Although the communities in the Community Charts application range roughly from northwestern Alaska down through the western half of Canada, a quick calculation for a typical community situated at a typical latitude in the application shows that a 10-minute by 10-minute grid cell can range anywhere from 100 to 200 square kilometers. That’s not typically what people think of as a community. Compare that to four square kilometers for a 2-km by 2-km grid cell.
It is not known in advance what kind of effect this will have on assessment of climate trends, in either temperature or precipitation, or whether any difference will be noteworthy. However, this is why we analyze these things, so that we know for sure and can make an informed decision on the legitimacy of mixing the two scales.
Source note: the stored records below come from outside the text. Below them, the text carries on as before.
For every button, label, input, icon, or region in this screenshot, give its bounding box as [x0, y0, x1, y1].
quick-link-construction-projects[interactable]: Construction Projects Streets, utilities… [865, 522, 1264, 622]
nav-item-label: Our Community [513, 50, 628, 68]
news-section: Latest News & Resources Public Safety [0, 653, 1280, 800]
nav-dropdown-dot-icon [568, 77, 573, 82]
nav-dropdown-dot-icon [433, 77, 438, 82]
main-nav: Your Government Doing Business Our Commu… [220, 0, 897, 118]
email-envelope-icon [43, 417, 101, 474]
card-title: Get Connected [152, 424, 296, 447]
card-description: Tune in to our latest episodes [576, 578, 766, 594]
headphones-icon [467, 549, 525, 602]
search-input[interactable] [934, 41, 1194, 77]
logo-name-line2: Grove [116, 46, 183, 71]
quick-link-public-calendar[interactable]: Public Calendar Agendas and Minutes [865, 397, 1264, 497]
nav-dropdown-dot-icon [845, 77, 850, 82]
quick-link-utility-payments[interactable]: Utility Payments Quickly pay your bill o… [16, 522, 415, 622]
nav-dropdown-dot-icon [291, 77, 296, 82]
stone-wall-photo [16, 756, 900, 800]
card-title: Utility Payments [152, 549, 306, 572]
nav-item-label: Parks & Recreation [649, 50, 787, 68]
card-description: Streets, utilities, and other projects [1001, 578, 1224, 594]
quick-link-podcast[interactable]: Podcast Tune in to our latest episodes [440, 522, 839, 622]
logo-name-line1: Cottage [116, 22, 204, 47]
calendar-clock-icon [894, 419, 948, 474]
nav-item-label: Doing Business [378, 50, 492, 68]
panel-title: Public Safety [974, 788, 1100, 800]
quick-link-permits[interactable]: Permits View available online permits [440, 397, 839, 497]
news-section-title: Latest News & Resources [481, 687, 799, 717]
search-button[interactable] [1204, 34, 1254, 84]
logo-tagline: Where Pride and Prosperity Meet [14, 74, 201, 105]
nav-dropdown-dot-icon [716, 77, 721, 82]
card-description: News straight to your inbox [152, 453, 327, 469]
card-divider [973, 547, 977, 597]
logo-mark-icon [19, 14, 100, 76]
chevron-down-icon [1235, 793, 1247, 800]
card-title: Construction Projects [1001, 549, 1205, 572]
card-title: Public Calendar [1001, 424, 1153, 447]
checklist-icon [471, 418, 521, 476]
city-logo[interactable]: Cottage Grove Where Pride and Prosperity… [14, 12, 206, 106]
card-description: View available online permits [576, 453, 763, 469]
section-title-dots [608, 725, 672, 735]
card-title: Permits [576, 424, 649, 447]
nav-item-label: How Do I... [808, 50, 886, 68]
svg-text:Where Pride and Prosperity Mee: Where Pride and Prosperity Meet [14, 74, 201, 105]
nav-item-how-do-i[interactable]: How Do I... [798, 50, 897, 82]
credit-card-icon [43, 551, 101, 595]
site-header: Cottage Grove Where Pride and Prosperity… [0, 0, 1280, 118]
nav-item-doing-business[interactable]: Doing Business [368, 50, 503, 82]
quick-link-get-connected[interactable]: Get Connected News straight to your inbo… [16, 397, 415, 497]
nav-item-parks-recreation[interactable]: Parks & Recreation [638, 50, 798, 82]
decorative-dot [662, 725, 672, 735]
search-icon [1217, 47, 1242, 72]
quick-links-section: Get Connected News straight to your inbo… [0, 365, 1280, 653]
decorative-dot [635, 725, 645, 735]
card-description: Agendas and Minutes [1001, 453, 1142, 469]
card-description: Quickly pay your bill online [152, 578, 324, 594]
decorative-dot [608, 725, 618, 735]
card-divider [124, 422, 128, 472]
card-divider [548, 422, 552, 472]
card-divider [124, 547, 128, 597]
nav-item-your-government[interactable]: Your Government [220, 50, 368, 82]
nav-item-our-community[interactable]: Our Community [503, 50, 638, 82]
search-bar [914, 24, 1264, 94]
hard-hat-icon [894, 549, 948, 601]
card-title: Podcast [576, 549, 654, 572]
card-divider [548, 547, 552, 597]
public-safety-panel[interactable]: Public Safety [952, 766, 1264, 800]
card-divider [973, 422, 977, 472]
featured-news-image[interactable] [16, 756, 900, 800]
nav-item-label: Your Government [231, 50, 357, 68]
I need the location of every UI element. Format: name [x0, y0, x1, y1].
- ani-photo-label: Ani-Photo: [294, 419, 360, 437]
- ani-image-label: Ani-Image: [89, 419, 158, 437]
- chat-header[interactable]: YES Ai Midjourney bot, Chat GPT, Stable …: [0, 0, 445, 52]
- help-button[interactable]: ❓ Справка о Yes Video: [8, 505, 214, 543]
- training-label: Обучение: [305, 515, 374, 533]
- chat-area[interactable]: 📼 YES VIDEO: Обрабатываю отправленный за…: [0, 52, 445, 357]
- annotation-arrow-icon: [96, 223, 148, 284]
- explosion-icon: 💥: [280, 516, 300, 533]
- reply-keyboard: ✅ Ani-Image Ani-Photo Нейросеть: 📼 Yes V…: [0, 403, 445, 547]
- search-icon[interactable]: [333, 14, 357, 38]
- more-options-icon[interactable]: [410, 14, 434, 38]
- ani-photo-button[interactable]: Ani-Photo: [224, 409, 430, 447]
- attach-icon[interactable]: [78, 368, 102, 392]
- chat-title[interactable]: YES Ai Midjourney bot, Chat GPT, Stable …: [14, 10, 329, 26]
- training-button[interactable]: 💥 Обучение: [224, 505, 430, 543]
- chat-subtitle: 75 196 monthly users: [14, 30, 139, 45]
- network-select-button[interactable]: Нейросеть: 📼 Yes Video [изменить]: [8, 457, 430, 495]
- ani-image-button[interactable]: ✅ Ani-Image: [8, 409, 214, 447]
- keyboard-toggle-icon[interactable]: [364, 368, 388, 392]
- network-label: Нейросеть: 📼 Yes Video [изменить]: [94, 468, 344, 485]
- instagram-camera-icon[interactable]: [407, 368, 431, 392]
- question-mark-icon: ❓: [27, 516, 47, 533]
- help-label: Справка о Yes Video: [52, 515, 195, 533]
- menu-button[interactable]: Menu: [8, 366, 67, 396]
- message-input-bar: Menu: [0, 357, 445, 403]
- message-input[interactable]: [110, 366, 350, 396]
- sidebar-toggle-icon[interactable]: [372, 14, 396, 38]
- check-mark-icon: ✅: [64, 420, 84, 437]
In the absence of context it is difficult to imagine why this mixture of scales, one to be used for some communities, another to be used for the rest, would even be a consideration. It’s not like the two scales are 1-km and 2-km, or 10-minute and 12-minute. So I will briefly expound upon that. The reason it is considered here is simply because there is interest giving the Community Charts application a nominal boost in the number of communities available. Inclusion of additional communities is sensible because they will be specifically from the Northwest Territories in Canada, which is currently not represented in the application.
The problem is that there is good reason this region was never included in versions 1, 2, or 3 of Community Charts (it will eventually be added to version 3 as well as this version 4 here). The PRISM climatology does not cover this area. Therefore coarser climate model outputs (and CRU data) could not be downscaled using the 2-km PRISM climatology. The finest resolution climatology available over this geographic region is the 10-minute resolution CRU climatology, which is world wide (over landmasses only, ocean excluded, since CRU is weather station based).
Whereas the vast majority of communities in the data set will be able to retain their basis in 2-km downscaled data, the nominal addition of communities based on 10-minute resolution data will likely incur some initial fanfare and be touted when and where possible. While there will surely be some caveat noted on the chart indicating the spatial resolution and what people should take away from it, this does not automatically make it acceptable to use. It depends on what kind of information comes through at that coarser scale in the context of community-level data.
Let’s take a look again at our test case, Fairbanks, Alaska. Error bars have been removed to help focus on mean values.
Across months and decades, temperature differences between the 2-km and 10-minute data sets tend to be within a degree Celcius or so of each other.
Next, the same data are plotted using floating range bars only. This makes it easier to focus on the variability at different scales.
Variability also appears similar in magnitude and change throughout time.